Y esta no pudo contener la risa al decir:
—No la he probado, a Dios gracias, pero la he escuchado mientras otros la probaban.
Todos se rieron, y Jadiga la primera, hasta que, de repente, vieron a la madre aguzar el oído y gritar «chist…». Se callaron al unísono, y les llegaron unas voces del exterior. De repente gritó Jadiga trastornada:
—¡El señor Redwán ha muerto!
Maryam y su madre ya se habían disculpado por no poder asistir a la boda, debido al agravamiento de la enfermedad del señor Muhammad Redwán. Así pues, no era extraño que Jadiga hubiera deducido de aquellas voces que el hombre había muerto. La madre dejó la habitación apresuradamente, estuvo fuera unos minutos y luego volvió diciendo muy apenada:
—En efecto, ¡el sheyj Muhammad Redwán ha muerto! ¡Qué situación tan embarazosa!
—Nuestra excusa es clara como el sol —dijo Zaynab—. Ya no podemos retrasar la boda o impedir que el novio celebre su noche en su propia casa que, a Dios gracias, está lejos de aquí. En cuanto a vosotros, ¿se os puede pedir algo más profundo que este tremendo silencio?
Pero Jadiga estaba perdida en otros pensamientos que le encogían el corazón de miedo, pues veía un mal augurio en la triste noticia.
—¡Oh, Dios misericordioso…! —balbució como hablando consigo misma.

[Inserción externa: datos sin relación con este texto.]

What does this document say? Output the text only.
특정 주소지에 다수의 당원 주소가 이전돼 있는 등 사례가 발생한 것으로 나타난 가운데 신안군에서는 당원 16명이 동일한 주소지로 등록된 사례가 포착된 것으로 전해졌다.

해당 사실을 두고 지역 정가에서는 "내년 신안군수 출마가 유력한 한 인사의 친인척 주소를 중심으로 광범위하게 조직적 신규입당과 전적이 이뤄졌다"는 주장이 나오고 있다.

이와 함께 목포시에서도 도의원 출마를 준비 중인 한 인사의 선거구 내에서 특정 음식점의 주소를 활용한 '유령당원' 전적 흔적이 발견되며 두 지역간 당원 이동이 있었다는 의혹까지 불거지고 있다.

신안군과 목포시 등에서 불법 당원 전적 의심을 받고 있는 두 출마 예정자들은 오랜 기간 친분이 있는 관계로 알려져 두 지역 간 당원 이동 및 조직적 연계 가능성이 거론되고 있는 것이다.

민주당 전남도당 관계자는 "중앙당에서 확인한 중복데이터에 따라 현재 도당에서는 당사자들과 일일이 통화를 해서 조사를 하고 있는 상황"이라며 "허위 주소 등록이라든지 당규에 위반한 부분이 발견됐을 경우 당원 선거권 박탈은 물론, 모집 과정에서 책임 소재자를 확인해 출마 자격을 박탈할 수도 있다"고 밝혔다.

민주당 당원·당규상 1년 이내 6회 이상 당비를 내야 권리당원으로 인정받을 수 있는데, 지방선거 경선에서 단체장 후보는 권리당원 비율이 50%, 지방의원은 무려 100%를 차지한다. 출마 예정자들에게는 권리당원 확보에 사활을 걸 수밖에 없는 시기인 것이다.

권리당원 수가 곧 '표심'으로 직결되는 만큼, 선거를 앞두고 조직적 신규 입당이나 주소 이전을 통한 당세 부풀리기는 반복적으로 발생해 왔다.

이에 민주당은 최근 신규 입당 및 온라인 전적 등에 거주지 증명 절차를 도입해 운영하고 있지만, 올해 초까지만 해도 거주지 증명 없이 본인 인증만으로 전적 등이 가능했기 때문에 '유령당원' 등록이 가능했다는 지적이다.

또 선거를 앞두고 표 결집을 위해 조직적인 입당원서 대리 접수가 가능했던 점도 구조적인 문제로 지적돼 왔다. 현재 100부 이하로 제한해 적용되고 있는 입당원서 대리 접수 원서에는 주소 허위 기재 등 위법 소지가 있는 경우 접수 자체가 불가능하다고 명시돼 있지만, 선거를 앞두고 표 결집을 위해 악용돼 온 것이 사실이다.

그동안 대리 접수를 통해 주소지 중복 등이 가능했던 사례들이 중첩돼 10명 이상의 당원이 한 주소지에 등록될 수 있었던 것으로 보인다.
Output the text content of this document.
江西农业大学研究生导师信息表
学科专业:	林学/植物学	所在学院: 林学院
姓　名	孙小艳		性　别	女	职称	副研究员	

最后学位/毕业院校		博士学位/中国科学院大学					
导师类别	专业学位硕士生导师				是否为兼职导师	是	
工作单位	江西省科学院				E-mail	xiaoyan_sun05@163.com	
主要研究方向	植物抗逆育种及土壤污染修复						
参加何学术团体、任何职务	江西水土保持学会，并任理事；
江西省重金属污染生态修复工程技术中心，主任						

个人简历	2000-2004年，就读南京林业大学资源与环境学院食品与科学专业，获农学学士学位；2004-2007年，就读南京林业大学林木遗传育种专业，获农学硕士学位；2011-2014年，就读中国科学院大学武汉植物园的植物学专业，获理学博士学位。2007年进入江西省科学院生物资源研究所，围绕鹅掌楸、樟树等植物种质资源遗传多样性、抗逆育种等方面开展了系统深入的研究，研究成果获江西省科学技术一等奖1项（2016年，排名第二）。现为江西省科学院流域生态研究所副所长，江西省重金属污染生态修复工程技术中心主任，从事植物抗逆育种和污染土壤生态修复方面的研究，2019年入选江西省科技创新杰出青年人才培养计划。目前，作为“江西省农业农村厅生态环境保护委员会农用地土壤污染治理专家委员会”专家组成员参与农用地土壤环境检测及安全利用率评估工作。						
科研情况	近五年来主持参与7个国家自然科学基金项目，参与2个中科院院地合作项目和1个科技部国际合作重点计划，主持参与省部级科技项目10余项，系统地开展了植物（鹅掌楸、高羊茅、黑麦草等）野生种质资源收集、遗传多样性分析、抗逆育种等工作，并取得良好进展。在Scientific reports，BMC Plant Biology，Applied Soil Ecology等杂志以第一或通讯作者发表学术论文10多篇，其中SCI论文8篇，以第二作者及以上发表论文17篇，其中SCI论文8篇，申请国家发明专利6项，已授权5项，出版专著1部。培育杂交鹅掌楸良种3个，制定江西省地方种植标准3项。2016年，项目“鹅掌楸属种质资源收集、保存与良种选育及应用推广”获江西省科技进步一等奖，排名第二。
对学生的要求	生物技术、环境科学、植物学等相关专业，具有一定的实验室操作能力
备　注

La madre leyó sus pensamientos y su pecho también se encogió, pero se negó a someterse a ese inesperado sentimiento o a dejar que su hija se sometiera a él, y dijo con fingida indiferencia:
—Nada podemos hacer ante el designio de Dios, pues la vida y la muerte están en sus manos, y el pesimismo es obra del demonio…
Cuando Yasín y Fahmi acabaron de vestirse, se reunieron con las que estaban en la habitación de la novia, anunciando a la madre que el señor había ido en representación de la familia —en vista de la premura de tiempo— a presentar sus condolencias a la del señor Redwán. Luego Yasín clavó su mirada en Jadiga, mientras decía riendo:
—El señor Redwán no ha querido seguir en este mundo después de que tú dejaras de ser su vecina…
Ella le devolvió una débil sonrisa, cuyo significado se le escapaba. Él empezó a examinarla, moviendo la cabeza con evidente satisfacción, y luego dijo suspirando:
—Tenía razón el que dijo «Viste al junco, y quedará una novia…». Jadiga frunció el ceño manifestando no estar dispuesta a seguirle la corriente, y después le regañó:
—¡Cállate! —le dijo—, la muerte del señor Redwán el día de mi boda es un mal presagio para mí.
Y él replicó riendo:
—No se cuál de los dos ha hecho la faena al otro.
Luego, volviendo a reírse:
—No debes temer por la muerte de este hombre; no te preocupes por eso. Sin embargo, tengo miedo por ti a causa de tu lengua, pues sería más apropiado que el mal augurio lo vieras en ella. Mi consejo, que nunca me cansaré de repetir, es que la maceres en un jarabe bien cargado de azúcar, para que se endulce y te sirva para hablarle al novio…
—Comoquiera que sea el asunto del señor Redwán —dijo Fahmi conciliador en ese momento—, al día de tu boda no le ha faltado una bendición que la tierra ha estado esperando tanto tiempo. ¿No sabes que se ha proclamado el armisticio?
—¡Casi lo había olvidado! —exclamó Yasín—. Tu boda no es el único milagro en estos días nuestros. Ha ocurrido algo que no había ocurrido desde hace años: la guerra se ha acabado, y Guillermo II ha capitulado.
—¿Desaparecerán las carestías y los australianos? —preguntó la madre.
—Claro…, claro… —dijo Yasín riendo—, la carestía, los australianos y la lengua de la señora Jadiga.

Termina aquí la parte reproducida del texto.